可是無論他怎麽想,他的大腦就跟過載CPU一樣卡殼不動,卡在那個冰天雪地的下午,一片刺眼的純白中,林不覺輕輕拉着他的袖子,在他耳邊說:
多陪陪我嘛。
又下雪了。
蕭曉感到光線變暗的時候,向窗外看去。整扇落地窗外面,雪片絲絲縷縷地飄下來。陽光普照的天氣,城市裏的一切都又亮又快,透着商品化的氣息。可是在雪天裏,城市漸漸褪色,只剩下了極其安靜的灰白,甚至不像是現代社會,像是發生在極寒之地的寂寞童話。
他這麽想着,有人推門進來。
“下雪了,坐我的車走吧。”
蕭曉看向他:“不必麻煩了,奕總。”
奕帆這回卻很強硬,自顧自地幫他收拾公文包:“又不是專門來接你的,就是順路。你乘地鐵,進出地鐵口的路也不短,這麽大雪,不是更麻煩。”
其實蕭曉想說哪順路啊,他家跟奕帆家根本就是兩個方向。奈何奕帆已經跟司機打好招呼在樓下等,拉着蕭曉走出了辦公室。
“林不覺,把這個流程反饋謄到圖紙旁邊吧,來不及打印了。”
“好。”林不覺接過同事遞過來的文件,打眼一掃,手伸向筆筒。
“诶诶,剛才從辦公室前面走過去的是奕總和蕭曉嗎?”
“看着像。我怎麽看見奕總拉着蕭曉手呢,什麽情況?”
辦公室門口傳來一陣議論聲,引得更多同事湊上前去。
“前幾天奕總不是把蕭曉調到總裁辦公室對面了嗎,該不會是在一起了吧?”
“開玩笑呢,倆男的?”
“倆男的怎麽不能在一起了,帥哥走在一起多養眼。”
林不覺仿佛沒聽見,低頭認真謄寫,筆頭劃過紙張,發出簌簌的聲響。
可是他拿出來的不是圓珠筆,是體溫計。體溫計探測頭寫過字去,只有透明的劃痕,沒有墨跡。
他還在寫。
一直寫。
飛機轟鳴,蕭曉站在候機大廳,看着那架客機繞跑道轉了大半圈,穩穩地起飛了。
他拿手擋在額頭上,視線追着飛機尾巴鑽進了雲層。汪大臉選了個好日子,雪雖然還沒化,天氣卻是很晴朗。蕭曉查過,美國那邊氣溫也不錯,他這一路應該很安全。
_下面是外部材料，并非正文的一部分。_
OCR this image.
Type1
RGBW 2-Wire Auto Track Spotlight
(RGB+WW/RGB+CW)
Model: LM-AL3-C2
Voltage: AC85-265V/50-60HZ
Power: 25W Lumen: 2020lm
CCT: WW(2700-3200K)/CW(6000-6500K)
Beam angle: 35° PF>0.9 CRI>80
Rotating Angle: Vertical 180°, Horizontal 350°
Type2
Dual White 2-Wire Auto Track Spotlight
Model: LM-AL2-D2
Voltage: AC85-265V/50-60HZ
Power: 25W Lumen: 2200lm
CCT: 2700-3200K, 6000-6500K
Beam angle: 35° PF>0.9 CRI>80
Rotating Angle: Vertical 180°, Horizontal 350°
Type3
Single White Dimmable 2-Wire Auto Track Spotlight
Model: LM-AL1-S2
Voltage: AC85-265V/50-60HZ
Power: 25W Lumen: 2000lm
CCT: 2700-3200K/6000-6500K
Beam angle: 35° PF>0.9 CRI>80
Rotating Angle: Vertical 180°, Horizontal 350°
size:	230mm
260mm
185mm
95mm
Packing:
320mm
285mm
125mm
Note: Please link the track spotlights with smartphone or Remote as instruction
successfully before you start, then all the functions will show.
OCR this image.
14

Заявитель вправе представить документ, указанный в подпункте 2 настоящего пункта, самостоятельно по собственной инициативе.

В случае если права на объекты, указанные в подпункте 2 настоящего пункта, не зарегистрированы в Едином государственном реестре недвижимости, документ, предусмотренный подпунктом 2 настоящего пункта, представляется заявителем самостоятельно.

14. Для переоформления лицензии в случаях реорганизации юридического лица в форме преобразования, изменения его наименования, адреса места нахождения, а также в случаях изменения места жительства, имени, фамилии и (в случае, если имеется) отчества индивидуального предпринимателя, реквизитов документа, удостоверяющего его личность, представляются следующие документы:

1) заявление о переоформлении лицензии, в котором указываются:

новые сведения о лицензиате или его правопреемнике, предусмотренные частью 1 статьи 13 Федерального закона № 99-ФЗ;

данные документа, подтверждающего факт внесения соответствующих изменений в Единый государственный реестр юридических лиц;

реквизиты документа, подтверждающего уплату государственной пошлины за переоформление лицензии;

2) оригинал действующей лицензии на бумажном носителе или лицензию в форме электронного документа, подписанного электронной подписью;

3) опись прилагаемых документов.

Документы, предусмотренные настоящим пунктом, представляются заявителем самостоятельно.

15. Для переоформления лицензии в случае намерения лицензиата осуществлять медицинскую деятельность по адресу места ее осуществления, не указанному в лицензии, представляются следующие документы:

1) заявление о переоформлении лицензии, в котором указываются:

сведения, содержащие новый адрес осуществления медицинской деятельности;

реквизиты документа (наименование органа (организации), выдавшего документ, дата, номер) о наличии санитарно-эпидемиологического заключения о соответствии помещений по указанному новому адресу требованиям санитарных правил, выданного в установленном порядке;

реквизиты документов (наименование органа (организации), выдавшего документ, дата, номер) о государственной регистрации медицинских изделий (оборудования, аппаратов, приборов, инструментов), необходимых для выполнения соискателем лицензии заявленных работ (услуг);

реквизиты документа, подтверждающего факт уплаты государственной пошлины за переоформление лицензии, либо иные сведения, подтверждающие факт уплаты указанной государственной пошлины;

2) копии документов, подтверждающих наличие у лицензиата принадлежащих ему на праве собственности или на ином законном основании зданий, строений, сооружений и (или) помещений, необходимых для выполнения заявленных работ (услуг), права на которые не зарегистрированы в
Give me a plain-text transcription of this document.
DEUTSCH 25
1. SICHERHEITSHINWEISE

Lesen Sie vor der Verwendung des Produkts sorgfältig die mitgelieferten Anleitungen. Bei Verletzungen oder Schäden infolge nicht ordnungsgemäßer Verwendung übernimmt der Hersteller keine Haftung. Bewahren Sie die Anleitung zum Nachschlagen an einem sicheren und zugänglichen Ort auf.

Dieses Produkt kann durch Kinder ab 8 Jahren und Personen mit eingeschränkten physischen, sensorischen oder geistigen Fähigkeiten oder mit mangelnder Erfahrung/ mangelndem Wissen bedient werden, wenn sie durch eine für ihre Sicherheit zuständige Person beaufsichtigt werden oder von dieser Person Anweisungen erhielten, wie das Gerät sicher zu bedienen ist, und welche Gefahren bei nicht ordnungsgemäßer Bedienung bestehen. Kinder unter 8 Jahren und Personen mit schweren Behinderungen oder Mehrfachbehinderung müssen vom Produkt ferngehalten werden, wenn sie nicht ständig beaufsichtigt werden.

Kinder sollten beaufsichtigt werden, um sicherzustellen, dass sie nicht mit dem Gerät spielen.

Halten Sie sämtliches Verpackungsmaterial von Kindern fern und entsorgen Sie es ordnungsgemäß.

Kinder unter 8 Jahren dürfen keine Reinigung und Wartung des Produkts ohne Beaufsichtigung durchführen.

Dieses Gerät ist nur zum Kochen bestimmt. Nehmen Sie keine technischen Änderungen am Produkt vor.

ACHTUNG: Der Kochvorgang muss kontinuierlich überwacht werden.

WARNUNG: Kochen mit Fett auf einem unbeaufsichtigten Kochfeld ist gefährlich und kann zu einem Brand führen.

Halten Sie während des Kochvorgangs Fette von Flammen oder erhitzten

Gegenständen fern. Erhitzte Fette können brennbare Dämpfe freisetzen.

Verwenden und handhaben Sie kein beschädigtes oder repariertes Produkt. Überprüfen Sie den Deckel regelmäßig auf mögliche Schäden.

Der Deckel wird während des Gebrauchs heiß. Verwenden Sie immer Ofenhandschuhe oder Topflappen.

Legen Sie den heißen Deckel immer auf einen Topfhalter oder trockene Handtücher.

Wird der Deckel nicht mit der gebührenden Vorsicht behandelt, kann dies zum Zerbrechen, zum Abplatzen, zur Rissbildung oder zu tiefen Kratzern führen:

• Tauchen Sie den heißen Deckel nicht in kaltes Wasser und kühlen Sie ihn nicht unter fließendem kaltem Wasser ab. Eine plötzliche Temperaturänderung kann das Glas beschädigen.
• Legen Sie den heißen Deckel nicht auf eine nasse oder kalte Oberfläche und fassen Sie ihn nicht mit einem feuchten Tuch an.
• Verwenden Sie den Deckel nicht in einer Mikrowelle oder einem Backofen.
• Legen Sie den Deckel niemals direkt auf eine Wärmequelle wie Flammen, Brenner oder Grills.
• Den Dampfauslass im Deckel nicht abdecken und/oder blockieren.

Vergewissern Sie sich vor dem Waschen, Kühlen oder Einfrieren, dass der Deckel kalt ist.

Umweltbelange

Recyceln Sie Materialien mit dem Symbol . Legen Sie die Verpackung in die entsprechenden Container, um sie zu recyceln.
他回國這段時間蕭曉身邊發生一些事,導致都沒有好好陪他游玩游玩,蕭曉覺得挺對不住汪大臉的。等這個項目告一段落,到了複活節假期,他大概會申請帶薪假,去那邊和他聚一聚吧。
蕭曉想起他剛下飛機的時候,蕭曉因為認定他是青梅竹馬攻而心情複雜,那時候林不覺身邊突然湧現出一群攻,讓他燒心上火的,冷落了久別重逢的好朋友,實在有失偏頗。
現在汪大臉離開了,Jazz·Peng也消失了,生活一下子變得有些冷清。其實林不覺的後宮還算和諧,大家夥兒相親相愛的,也沒看他是備胎攻就排擠他,給他氣受,跟電視上那些備受追捧的後宮劇不一樣。他們恕人恕己,不太嚴格,讓蕭曉一直提着的心落了地。
不對,現在有兩個挂名攻走了,他和奕帆又發生過關系,這在女性向游戲是百分百被PASS掉的,沒見過主角正攻略着一個呢,結果那人跟另一個可攻略角色滾了床單這種套路。
林不覺的後宮不就只剩下實缺了嗎?
蕭曉敏銳地分析起來。現在的進程應該是共通線結束,走上個人線了。可是他們四個都被淘汰了。
難道是薛逐?
頭等艙裏,汪景升躺進躺椅,戴上耳機開始聽機載音樂。
進入平流層,窗外是一望無際的雲海。汪景升覺得有些可惜,他本來預定了兩張頭等艙機票,特地選了靠窗的位置。小時候倆男孩子皮,爬過天梯鑽過狗洞,一起看過教學樓後面的螞蟻搬家和跨江大橋下奔湧的水。那人膽兒小,每次都是他慫恿着才敢上。
但是沒有一起看過雲海。
他拒絕地非常幹脆,汪景升都沒有來得及告訴他,林不覺已經給他預約好了簽證中心。
汪景升抽出皮夾,黑色全牛皮,線腳很精致,最裏面一層卻被人為劃開了。他把食指伸進去,緩緩摳出一張拍立得照片來。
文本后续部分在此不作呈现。